From above outputs and with compare to our model's output we can clearly conclude few points :

- Similarity score in our model are very high compare to pretrained model but we are not able to get accurate result in our model.
- In pre-trained model similarity score is low compare to our model because pretrained model built upon large dataset.
- Using pre-trained model we can also compare how efficient our model is.

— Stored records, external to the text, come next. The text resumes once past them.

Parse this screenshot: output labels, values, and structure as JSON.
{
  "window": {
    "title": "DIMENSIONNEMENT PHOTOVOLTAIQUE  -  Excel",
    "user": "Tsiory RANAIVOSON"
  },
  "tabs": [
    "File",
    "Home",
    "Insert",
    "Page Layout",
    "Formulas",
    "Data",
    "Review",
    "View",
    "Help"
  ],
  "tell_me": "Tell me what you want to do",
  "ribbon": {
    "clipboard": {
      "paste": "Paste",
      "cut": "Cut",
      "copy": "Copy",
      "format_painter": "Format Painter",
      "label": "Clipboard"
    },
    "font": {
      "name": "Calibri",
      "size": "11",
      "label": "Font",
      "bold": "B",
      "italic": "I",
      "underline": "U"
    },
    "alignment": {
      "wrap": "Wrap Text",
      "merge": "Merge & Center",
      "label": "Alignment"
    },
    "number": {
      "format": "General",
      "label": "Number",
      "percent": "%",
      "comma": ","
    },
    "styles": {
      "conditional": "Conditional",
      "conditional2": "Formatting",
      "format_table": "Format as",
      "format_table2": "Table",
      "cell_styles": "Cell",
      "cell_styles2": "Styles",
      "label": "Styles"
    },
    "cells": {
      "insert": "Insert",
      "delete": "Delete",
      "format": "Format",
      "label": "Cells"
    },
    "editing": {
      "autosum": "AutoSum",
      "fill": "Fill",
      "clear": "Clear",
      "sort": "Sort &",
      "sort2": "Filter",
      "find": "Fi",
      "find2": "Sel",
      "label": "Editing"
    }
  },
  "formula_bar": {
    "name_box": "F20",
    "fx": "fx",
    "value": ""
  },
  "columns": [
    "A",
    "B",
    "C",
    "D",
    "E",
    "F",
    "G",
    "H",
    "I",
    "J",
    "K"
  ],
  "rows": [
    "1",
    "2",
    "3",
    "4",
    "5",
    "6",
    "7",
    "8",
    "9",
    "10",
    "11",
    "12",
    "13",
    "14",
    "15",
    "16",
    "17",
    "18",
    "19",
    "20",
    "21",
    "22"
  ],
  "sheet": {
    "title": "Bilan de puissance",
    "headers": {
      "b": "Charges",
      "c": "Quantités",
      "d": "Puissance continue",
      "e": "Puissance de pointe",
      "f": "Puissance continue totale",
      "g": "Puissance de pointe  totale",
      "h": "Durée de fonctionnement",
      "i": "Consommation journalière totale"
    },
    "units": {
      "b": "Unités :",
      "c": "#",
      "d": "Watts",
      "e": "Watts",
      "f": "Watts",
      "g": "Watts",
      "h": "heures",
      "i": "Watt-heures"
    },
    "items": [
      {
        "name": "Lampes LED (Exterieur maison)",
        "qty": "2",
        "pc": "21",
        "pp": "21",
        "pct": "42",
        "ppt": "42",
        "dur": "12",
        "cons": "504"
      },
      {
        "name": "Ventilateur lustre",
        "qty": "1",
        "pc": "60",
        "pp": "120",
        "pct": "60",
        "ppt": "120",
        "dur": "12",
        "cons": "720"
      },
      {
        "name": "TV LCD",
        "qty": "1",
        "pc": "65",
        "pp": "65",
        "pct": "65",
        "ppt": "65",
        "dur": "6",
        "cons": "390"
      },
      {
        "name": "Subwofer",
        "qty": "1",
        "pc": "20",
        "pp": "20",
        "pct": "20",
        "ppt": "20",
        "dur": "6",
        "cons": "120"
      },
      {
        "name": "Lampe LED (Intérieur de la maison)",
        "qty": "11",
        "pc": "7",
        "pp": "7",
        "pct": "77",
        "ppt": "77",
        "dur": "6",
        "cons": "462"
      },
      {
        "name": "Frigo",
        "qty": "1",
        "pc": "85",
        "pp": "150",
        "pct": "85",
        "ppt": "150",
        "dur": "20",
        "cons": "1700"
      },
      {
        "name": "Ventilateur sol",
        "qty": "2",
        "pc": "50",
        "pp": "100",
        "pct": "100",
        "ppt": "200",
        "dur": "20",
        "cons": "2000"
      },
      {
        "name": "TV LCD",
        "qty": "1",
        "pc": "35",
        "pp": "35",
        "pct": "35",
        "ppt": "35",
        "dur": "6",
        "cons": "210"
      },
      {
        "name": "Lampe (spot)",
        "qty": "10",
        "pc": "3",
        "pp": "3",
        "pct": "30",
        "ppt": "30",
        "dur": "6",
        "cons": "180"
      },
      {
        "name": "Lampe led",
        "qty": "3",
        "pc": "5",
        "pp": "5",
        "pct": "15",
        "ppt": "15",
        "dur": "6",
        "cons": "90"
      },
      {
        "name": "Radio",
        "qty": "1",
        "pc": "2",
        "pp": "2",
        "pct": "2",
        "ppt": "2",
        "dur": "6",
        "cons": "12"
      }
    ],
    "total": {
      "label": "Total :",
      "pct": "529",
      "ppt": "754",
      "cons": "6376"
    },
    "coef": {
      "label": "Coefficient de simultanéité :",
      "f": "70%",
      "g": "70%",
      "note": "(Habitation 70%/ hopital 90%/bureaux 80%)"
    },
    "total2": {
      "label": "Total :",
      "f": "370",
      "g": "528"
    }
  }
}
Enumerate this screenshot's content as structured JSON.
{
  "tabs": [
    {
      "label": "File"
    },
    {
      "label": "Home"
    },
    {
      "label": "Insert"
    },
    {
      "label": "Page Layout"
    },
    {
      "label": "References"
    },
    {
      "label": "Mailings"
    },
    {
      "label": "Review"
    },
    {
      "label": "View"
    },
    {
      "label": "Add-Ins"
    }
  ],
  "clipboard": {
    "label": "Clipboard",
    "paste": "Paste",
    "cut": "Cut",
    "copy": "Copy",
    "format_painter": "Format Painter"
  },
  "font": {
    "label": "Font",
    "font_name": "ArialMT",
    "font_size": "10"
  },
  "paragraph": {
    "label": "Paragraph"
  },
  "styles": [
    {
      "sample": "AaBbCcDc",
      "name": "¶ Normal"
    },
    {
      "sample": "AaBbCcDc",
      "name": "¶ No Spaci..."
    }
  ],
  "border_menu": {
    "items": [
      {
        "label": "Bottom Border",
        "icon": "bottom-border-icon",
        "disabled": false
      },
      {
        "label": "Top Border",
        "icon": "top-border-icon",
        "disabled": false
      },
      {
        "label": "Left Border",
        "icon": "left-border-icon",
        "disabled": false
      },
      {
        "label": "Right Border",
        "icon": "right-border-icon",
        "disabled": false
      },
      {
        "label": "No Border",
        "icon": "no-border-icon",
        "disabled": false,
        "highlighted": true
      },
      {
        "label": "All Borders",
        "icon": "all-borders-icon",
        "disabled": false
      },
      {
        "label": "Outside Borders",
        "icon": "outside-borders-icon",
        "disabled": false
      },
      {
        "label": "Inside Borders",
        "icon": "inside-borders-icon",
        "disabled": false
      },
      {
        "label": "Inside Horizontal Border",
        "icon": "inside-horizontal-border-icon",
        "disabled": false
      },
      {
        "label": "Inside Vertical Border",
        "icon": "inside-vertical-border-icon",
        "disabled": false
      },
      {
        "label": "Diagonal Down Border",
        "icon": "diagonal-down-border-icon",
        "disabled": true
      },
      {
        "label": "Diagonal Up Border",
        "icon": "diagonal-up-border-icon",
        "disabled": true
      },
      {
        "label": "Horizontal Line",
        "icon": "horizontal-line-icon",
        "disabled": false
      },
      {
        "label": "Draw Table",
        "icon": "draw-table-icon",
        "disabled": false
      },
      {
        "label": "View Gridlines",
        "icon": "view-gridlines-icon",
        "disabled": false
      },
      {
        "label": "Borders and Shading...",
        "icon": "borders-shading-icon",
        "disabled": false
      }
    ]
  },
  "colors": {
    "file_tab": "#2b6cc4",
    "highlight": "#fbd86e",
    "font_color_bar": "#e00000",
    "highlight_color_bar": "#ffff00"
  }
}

**Note:** As pre-trained model have large dataset we can't predict excepted values from most_similar.

### 1.13 Difference between most_similar and similar_by_vector :

- The most_similar similar function retrieves the vectors corresponding to "king", "woman" and "man", and normalizes them before computing king - man + woman.
- The function call model.similar_by_vector(v) just calls model.most_similar(positive=[v]).